Come on aboard and lets go flying. Hopefully soon, I got to start writing.

proh-kras-tuh-neyt

Procrastinate, a verb defined by Dictionary.com as “to put off till another day or time; defer; delay”. Even the tone of the definition is negative and makes me feel bad for using it as the reason for my not writing. The old adage of not putting off till tomorrow what you can do today rings clearly in my ear. Honestly sometimes delaying action cannot be helped.

Sadly, I was doomed from the beginning. I wasn’t able to write a single word for NaNoWriMo. I had forgotten when it started, and it set the tone for the rest of the month. To be honest, it was a high goal, when faced with my day to day tasks.

How does one balance out his/her day to day life or the 9 to 5 job with the enormity of writing? One of the first books I read on Writing was Stephen King’s On Writing: A Memior of the Craft. The passage that resonated with me, in summary was if you wanted to be a writer, the first thing to do is to sit down and write. He acknowledges not everyone has the ability to write all day, everyday, and he suggests that no matter how long you have each day, you dedicate a certain amount of time each day to writing. It will then become a habit, and you will be on your way to being a writer. It could be 15 minutes, it could be 2 hours, the point is, you write.

I still remember the day I read this passage. I was riding the 110 into downtown Austin for work, and the words made me stare out the window in deep thought. My mind was racing with all the things and ideas I could accomplish with this new-found simplistic insight. The big question was and is, since this awoken my senses so many years ago, why haven’t I done it?

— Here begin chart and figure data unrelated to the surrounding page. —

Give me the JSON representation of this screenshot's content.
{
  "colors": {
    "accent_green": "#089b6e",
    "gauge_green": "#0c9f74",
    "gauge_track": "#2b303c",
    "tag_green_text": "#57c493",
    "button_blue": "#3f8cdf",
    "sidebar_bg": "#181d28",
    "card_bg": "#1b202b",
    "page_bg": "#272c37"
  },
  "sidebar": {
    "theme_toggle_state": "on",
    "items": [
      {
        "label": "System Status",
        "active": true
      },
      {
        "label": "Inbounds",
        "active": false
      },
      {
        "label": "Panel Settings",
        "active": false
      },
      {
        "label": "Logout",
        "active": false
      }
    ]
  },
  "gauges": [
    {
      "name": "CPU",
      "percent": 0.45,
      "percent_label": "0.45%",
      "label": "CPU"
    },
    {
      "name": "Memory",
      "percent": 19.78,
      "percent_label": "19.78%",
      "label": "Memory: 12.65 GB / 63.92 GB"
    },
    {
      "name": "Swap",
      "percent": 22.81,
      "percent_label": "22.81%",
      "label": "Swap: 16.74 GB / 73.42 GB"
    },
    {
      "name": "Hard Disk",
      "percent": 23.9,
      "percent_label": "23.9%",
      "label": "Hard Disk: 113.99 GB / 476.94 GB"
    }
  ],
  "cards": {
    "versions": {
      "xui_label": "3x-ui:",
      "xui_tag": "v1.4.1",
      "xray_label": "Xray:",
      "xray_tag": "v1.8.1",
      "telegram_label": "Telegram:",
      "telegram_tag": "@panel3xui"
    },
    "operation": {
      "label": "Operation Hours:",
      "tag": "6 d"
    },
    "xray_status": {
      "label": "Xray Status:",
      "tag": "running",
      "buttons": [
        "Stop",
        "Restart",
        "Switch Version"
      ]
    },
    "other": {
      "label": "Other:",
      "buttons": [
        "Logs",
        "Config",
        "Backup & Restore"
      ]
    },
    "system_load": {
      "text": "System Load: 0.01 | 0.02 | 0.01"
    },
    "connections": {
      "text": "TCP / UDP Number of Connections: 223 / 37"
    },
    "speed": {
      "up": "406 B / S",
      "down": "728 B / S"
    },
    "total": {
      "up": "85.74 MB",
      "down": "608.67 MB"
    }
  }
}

The answer is deep life-long procrastination. The way I see it, the physical act of putting off till another day isn’t necessarily for a selfish or self-wounding reason. It could be for very legitimate life roadblocks. Now my personal Life’s Little Hiccups, as a writer, Diana Stout describes this particular problem, are admittedly not as bad as what Diana writes in this beautiful and heart wrenching blog post. But, life did throw hiccups. Instead of scolding myself for it, I need to simply move forward. I love her last line, “Bottom line: I do well with deadlines. How about you?”. The challenge is accepted. I need to come up with a project and set a deadline ASAP, and then maybe I will start finally.